“Lord, we would fain some little palm branch lay
Upon thy way.
If but the foldings of thy garment’s hem
Shall shadow them,
These worlthless leaves, which we have brought and strewed
Along thy road,
Shall be raised up and made divinely sweet,
And fit to lie beneath thy feet.”
Already we have learned to keep back the thought of our own wants when we enter the gate of prayer, and to pray first for the hollowing of God’s name. We are here checked again in our expression of our own eager desires, and bidden to pray instead for the coming of God’s kingdom. The things of God must come before our things.

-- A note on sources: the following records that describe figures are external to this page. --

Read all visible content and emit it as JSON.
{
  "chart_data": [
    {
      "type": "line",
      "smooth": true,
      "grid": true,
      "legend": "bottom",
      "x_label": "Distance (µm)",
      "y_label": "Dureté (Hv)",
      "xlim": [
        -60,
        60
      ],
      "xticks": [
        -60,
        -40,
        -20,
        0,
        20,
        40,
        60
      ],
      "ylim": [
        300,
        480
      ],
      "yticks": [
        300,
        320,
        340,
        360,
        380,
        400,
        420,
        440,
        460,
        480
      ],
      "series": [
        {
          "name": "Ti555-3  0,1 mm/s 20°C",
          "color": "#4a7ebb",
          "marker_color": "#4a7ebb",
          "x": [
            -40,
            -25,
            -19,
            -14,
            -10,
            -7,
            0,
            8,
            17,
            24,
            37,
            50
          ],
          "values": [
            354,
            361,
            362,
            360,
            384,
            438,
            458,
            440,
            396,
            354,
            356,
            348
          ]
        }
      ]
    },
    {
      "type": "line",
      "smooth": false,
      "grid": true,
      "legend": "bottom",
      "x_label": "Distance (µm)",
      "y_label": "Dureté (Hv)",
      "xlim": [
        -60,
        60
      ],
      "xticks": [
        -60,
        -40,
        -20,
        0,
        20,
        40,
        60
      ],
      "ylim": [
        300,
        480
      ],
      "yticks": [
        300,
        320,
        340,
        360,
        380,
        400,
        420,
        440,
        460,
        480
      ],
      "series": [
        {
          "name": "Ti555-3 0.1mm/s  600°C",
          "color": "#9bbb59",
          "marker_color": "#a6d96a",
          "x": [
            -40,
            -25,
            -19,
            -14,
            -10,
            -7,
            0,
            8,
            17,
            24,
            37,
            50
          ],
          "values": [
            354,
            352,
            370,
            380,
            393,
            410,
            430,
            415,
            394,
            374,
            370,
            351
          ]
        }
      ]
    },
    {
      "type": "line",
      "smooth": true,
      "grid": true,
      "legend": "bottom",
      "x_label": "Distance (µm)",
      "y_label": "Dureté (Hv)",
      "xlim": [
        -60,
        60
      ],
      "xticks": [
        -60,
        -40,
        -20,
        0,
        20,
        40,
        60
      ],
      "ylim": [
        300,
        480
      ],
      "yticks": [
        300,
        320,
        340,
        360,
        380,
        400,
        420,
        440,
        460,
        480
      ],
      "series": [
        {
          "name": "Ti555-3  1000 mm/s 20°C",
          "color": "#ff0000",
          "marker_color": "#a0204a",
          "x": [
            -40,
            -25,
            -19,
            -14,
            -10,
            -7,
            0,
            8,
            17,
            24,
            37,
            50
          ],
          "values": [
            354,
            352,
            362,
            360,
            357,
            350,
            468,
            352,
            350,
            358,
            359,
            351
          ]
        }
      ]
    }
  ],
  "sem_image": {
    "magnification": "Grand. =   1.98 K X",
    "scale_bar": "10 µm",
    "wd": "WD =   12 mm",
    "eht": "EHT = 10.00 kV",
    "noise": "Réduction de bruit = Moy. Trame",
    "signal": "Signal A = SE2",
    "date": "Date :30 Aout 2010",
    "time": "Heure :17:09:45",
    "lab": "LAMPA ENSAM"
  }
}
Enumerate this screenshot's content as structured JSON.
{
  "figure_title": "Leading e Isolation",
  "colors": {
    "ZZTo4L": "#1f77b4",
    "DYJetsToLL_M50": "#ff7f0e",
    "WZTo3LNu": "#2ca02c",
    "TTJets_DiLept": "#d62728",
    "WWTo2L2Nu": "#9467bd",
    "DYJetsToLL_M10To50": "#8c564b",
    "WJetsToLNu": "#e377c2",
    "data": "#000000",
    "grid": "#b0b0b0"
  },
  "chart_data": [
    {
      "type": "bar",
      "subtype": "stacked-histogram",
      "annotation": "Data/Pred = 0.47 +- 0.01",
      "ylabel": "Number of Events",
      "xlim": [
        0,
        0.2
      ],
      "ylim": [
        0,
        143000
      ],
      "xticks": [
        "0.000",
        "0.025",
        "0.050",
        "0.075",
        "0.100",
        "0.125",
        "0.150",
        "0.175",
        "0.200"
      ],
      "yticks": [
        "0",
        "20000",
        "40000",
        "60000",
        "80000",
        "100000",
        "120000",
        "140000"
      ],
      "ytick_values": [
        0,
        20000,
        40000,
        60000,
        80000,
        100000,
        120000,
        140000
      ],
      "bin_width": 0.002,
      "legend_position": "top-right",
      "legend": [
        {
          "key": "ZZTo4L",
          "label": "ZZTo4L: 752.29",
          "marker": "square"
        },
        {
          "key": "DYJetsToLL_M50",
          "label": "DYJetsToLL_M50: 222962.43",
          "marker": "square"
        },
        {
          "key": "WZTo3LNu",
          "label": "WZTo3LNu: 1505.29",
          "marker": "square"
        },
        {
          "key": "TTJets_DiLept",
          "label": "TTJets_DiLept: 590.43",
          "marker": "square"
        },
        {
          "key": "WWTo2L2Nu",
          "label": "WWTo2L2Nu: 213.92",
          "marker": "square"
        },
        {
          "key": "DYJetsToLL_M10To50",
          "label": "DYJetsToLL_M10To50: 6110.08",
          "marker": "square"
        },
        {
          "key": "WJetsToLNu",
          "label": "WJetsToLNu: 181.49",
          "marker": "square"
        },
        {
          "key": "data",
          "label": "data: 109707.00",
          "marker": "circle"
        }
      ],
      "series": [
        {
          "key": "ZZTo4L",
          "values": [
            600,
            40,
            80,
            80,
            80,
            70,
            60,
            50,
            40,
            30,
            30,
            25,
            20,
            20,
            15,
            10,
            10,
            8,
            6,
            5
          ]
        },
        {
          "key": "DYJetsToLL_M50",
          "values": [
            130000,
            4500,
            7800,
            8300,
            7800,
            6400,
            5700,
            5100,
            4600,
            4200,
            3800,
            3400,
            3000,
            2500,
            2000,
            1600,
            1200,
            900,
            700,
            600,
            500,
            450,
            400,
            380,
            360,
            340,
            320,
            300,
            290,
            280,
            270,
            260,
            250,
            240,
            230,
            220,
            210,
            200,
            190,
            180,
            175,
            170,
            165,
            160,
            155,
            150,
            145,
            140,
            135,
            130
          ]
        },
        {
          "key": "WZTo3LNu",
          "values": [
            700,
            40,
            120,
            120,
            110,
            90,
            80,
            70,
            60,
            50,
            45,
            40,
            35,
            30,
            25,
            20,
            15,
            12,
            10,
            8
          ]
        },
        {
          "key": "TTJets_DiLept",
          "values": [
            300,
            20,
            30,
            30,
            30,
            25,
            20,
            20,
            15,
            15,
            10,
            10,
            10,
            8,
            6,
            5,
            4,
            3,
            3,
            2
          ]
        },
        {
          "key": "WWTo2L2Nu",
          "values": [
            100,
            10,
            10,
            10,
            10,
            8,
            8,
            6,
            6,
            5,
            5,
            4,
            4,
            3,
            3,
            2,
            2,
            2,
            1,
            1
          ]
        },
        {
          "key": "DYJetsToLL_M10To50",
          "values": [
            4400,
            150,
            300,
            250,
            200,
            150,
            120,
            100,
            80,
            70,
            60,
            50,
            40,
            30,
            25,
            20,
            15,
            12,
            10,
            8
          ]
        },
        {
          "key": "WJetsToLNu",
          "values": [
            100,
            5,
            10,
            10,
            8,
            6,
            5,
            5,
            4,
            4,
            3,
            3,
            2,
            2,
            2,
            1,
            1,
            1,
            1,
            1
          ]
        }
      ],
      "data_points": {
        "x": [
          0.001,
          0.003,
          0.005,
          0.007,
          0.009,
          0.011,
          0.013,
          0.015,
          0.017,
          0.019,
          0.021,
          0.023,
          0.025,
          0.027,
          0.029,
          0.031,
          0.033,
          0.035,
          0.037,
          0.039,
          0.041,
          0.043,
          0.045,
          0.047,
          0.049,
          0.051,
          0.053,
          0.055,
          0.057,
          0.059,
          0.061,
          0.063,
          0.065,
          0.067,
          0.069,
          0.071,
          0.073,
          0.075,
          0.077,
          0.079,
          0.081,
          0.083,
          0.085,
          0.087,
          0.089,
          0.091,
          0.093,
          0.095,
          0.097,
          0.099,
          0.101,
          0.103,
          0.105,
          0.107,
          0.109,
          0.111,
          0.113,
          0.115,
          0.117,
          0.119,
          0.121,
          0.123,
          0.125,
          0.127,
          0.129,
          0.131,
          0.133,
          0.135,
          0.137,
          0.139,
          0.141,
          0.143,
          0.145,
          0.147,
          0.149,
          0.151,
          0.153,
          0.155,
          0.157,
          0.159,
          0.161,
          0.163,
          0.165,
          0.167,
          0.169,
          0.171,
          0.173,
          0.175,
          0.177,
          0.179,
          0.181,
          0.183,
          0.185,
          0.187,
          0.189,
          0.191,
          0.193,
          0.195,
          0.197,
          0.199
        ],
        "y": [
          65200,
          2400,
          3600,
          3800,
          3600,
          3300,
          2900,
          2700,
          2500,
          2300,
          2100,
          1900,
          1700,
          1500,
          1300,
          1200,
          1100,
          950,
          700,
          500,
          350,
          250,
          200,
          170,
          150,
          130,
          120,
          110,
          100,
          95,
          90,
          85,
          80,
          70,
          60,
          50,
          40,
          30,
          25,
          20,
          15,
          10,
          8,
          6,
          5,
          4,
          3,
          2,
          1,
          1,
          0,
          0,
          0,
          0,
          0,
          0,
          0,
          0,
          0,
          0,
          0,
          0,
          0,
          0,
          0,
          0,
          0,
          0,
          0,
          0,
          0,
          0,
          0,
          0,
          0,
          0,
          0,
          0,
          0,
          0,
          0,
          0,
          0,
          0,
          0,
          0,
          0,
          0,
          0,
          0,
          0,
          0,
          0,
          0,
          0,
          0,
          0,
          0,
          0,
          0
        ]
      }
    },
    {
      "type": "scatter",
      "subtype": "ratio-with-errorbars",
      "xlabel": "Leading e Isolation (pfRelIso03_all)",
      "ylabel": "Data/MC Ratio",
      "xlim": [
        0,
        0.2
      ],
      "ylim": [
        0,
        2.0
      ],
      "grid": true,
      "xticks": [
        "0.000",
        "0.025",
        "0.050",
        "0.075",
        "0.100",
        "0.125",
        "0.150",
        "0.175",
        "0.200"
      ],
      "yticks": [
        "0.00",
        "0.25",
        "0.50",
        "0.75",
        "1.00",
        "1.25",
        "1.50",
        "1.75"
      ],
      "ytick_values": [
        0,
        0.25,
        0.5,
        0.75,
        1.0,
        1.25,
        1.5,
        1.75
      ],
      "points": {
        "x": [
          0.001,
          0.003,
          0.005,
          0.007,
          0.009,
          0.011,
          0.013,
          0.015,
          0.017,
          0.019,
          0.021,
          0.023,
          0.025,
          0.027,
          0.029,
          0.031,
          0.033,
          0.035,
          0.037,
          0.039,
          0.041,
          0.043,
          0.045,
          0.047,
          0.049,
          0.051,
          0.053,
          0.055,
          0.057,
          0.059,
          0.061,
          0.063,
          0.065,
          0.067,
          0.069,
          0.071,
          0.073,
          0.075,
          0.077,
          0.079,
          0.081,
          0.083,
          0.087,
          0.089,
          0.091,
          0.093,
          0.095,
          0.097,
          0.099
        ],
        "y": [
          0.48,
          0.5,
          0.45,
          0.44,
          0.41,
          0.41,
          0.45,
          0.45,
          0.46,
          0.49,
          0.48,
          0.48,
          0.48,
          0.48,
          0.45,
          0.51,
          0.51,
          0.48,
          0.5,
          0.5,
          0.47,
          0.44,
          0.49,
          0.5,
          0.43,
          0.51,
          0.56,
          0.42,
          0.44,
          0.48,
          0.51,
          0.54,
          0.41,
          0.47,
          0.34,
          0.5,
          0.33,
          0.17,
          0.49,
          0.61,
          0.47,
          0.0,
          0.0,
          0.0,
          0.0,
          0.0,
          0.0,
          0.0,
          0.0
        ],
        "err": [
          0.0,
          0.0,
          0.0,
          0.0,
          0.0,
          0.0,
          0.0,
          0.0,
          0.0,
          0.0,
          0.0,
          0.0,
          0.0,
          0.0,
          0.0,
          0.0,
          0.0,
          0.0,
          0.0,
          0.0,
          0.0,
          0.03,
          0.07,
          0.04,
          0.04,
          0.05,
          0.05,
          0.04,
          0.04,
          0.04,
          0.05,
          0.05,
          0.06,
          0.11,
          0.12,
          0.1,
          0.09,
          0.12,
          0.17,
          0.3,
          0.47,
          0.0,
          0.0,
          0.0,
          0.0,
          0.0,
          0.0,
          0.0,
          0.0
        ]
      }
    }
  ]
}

“Thy kingdom come.” What is the kingdom of God for whose coming we are here taught to pray? It is not the rule of God over the material universe. Already the divine sway in this realm is complete. No star ever rebels against the laws ordained for the heavenly bodies. There is nowhere in nature any resistance to the will of God, which is revealed in what we call nature’s laws. There is no need, therefore, to pray for the coming of our Fathers’s kingdom in the natural world.
Nor is this a prayer for the speedy coming of death to the child of God, that he may enter into the joys and felicities of heaven’s blessedness, — the full glory of the kingdom of God. Our Lord’s own prayer for his disciples was not that they should be taken out of the world, for they have a work to do here, but that they should remain in the world and be kept from its evil.